Harte Faktoren wie Wirtschaft und Arbeitsmarkt sind zumindest der Erfahrung nach bei Präsidentschaftswahlen viel entscheidender als weiche Themen wie Abtreibung oder Drogenpolitik. Allerdings ist Cannabis innerhalb des Agrarsektors ein Industriezweig mit beachtlichen Wachstumszahlen. Fast eine halbe Million US-Amerikaner arbeiten in der Cannabis-Industrie, davon jeder Achte im Swing State Michigan – Tendenz landesweit steigend. 23.000 Jobs kamen allein im vergangenen Jahr dazu. Ob diese Leute selbst Gras konsumieren, spielt keine Rolle, solange sie ihre Brötchen damit verdienen. Einen restriktiveren Kurs wie unter Sessions werden diese Menschen nicht unterstützen. Vor diesem Hintergrund muss auch die Rescheduling-Debatte betrachtet werden. Die Schedule-1-Kategorie spricht einer Substanz (anders als Schedule 3) jeden medizinischen Nutzen ab, was im Falle von Cannabis nicht nur völlig absurd ist, sondern vor allem die Forschung und Entwicklung erschwert. Für den einzelnen Konsumenten ändert das Rescheduling aber erst mal wenig, da sollte sich niemand Sand in die Augen streuen lassen.
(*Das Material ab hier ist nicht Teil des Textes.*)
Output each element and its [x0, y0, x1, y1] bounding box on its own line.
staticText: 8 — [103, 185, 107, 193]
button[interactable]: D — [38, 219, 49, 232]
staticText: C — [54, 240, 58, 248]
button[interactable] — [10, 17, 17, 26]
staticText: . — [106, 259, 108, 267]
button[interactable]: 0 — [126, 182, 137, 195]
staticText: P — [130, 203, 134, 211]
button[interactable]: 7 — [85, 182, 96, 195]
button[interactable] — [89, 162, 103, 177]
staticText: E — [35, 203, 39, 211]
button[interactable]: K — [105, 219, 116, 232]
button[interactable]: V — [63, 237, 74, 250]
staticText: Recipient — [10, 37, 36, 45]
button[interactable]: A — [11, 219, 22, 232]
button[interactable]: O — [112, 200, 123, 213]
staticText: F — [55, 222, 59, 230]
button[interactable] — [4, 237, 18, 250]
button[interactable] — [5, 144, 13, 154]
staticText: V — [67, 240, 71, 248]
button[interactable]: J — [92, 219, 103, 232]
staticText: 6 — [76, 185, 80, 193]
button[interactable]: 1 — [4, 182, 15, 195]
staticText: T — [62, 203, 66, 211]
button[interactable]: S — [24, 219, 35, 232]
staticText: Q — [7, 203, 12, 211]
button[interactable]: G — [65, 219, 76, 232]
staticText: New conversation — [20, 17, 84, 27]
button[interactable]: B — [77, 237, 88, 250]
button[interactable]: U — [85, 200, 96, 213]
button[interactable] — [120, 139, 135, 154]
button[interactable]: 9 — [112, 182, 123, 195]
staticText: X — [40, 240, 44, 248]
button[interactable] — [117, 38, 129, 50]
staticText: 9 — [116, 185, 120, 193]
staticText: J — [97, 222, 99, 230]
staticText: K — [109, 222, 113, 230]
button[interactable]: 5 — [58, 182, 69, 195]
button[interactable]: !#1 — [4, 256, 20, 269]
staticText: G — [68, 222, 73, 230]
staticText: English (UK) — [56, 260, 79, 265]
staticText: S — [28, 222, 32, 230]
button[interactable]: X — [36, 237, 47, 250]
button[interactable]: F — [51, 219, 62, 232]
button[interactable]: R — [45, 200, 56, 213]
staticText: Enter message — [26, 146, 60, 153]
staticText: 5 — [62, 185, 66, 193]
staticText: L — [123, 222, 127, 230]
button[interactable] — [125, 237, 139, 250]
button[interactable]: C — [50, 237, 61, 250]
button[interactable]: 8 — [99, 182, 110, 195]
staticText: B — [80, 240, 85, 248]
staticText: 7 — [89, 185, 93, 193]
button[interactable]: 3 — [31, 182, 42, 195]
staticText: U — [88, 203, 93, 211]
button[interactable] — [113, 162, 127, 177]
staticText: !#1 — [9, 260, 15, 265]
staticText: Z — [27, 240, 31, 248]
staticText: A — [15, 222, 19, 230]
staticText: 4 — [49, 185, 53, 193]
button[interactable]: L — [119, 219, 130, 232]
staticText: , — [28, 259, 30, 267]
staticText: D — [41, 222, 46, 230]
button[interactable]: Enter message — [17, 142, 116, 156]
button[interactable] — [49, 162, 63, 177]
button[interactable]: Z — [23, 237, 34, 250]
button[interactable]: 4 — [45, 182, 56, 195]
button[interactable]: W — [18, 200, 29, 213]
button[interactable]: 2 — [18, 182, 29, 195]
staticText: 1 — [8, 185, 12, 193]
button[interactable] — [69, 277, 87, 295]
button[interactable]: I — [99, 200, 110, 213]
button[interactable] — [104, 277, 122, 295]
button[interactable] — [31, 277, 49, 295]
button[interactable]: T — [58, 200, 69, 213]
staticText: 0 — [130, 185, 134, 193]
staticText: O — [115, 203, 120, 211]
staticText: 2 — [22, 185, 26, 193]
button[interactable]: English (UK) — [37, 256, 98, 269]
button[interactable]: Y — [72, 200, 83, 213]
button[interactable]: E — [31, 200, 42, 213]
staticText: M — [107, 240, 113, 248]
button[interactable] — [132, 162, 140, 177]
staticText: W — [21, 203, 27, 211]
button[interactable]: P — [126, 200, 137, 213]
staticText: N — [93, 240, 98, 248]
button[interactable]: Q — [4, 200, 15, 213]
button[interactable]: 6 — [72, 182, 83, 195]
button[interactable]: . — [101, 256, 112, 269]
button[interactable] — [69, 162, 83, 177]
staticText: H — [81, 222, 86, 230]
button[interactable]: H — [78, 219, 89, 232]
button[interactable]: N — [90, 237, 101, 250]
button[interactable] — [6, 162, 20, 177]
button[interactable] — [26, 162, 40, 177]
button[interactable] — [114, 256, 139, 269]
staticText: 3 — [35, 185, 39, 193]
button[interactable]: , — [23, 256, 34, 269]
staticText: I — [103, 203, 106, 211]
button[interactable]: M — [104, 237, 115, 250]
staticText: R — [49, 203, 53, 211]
Meint Kamala es ernst mit der Legalisierung? Die Tatsache, dass unabhängig von der Cannabis-Politik der kommenden Administration die Uhren landesweit auf fünf vor 4:20 Uhr stehen, hat wenig mit politischen Entscheidungen zu tun, die die Popularitätsexplosion von Cannabis quer durch alle gesellschaftlichen Schichten doch nur noch nachvollzogen haben. Die Angstrhetorik von früher zieht nicht mehr, einfach weil zu viele Menschen eigene Erfahrungen mit Gras gemacht haben, die sich ganz offensichtlich nicht mit Nancy Reagans Gruselpropaganda der 80er Jahre decken. Am Ende dieser Dekade wird Cannabis in allen 50 Bundesstaaten legal sein. Für Amerikas Politiker bleibt nur noch die Frage, ob sie auf den fahrenden Zug aufspringen oder ihm hinterherwinken wollen.